C'était la première chose que Draco avait entendue quand il s'était réveillé sur le champ de bataille : Padma qui lui racontait comment ses soldats s'étaient rassemblés après qu'il fut tombé. Comment, grâce à la prévoyance du général Dragon, M. Thomas avait mené son détachement jusqu'à une victoire contre Chaos. Comment le général Potter avait vaincu la partie du régiment Soleil qui l'avait affronté. Comment les guerriers dragons de M. Thomas avaient rejoint le corps principal des soldats, munis de leurs propres lunettes et de celles des chaotiques défaits. Comment, à peine quelques instants plus tard, ce qui restait du contingent du général Potter avait attaqué les deux autres armées avec une potion qui émettait une fulgurante lumière pourpre. Mais Dragon avait maintenu son avantage numérique à la fois contre Soleil et Chaos tout en ayant assez de lunettes pour ses guerriers, et ainsi Padma était parvenue à mener l'armée dont elle avait héritée jusqu'à la victoire.

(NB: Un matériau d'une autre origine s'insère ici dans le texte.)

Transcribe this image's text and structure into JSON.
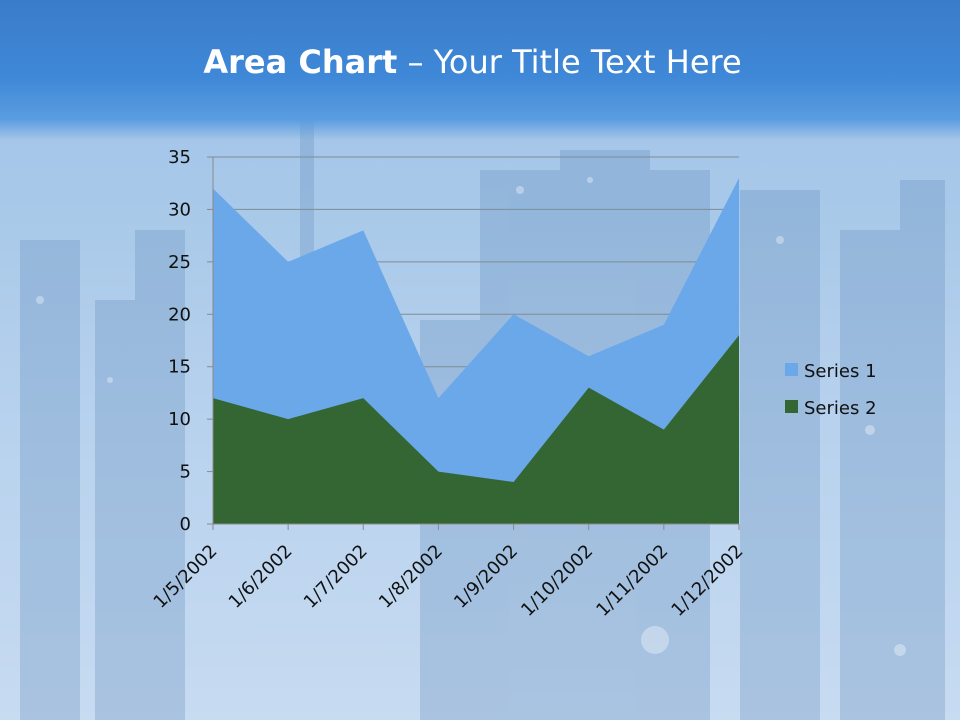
{
  "slide": {
    "title_bold": "Area Chart",
    "title_rest": " – Your Title Text Here"
  },
  "colors": {
    "series1": "#6aa8ea",
    "series2": "#336633",
    "gridline": "#7f8b97",
    "axis": "#8a8a8a"
  },
  "chart_data": {
    "type": "area",
    "title": "",
    "xlabel": "",
    "ylabel": "",
    "ylim": [
      0,
      35
    ],
    "yticks": [
      0,
      5,
      10,
      15,
      20,
      25,
      30,
      35
    ],
    "grid": true,
    "legend_position": "right",
    "categories": [
      "1/5/2002",
      "1/6/2002",
      "1/7/2002",
      "1/8/2002",
      "1/9/2002",
      "1/10/2002",
      "1/11/2002",
      "1/12/2002"
    ],
    "series": [
      {
        "name": "Series 1",
        "values": [
          32,
          25,
          28,
          12,
          20,
          16,
          19,
          33
        ]
      },
      {
        "name": "Series 2",
        "values": [
          12,
          10,
          12,
          5,
          4,
          13,
          9,
          18
        ]
      }
    ]
  }
}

À en voir la lumière dans les yeux de cette dernière et le sourire arrogant qui aurait rendu un Malfoy fier, elle s'attendait à des félicitations. Draco parvint à siffler quelque chose qui ressemblait à une éloge entre ses dents serrées, mais il n'aurait su dire ce qu'elle avait été un instant plus tard. Il semblait que la sorcière, née à l'étranger, ignorait entièrement ce qui venait de se produire ou ce que cela signifiait.
J'ai perdu.
Les Dragons traînaient les pieds jusqu'à Poudlard sous un ciel gris, de lourdes gouttes froides tombaient une à une sur la peau de Malfoy. Elle avait commencé pendant qu'il était étourdi, la pluie longtemps promise commençant enfin à tomber. Draco n'avait maintenant plus qu'une seule option. Un coup forcé, comme l'aurait appelé M. MacNair, qui avait enseigné les échecs à Draco. Harry Potter n'aimerait probablement pas ça s'il était vraiment amoureux de Hermione, comme tout le monde le disait. Mais le coup forcé, tel que M. MacNair l'avait définit, était un coup qu'on devait faire si l'on voulait que la partie puisse seulement continuer.

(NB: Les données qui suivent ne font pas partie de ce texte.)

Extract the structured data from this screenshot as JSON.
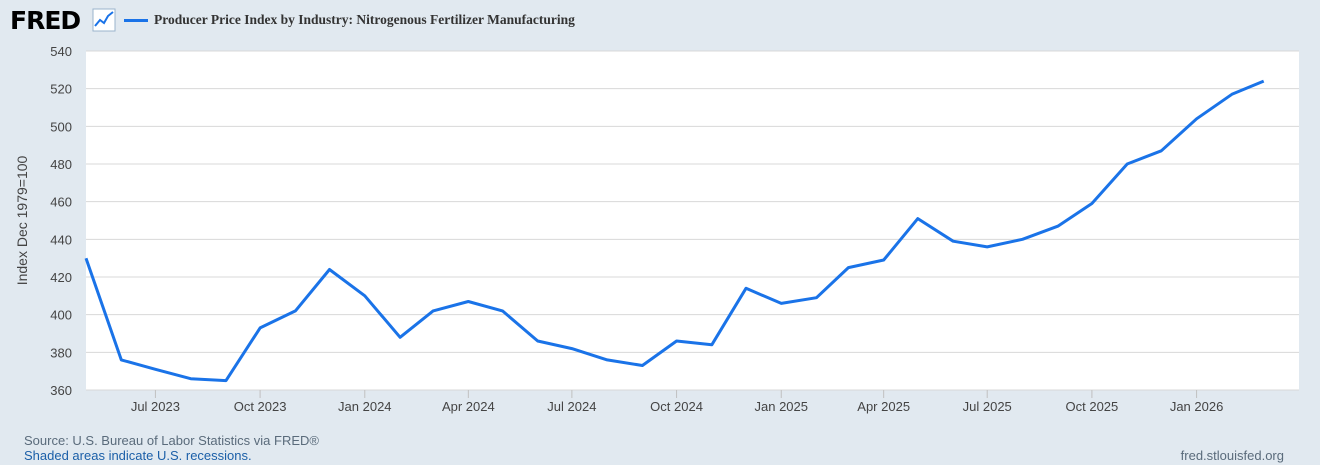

Il continua à se jouer en boucle dans l'esprit de Draco, encore et encore, alors que celui-ci franchissait en automate l'immense portail de Poudlard, renvoyait Vincent et Gregory de deux mots acerbes et s'isolait dans sa chambre privée, assis sur son lit, face au mur derrière son bureau. Il remplissait son esprit comme si un Détraqueur l'avait attaché à ce souvenir.
Le flash gris venu de son gant, le loquet qui émettait un cliquetis et tombait...
Draco savait, il savait où il s'était trompé. Il avait été tellement fatigué après avoir lancé vingt-sept sortilèges d'Emprisonnement pour tous les autres guerriers Dragon. Moins d'une minute ne suffisait pas à récupérer après chaque sortilège. Et il avait donc seulement lancé Collaporta sur son cadenas, il avait seulement lancé le sortilège mais il n'y avait pas mis toute sa force afin de le fermer assez solidement pour que ni Harry Potter ni Hermione Granger ne puissent le défaire.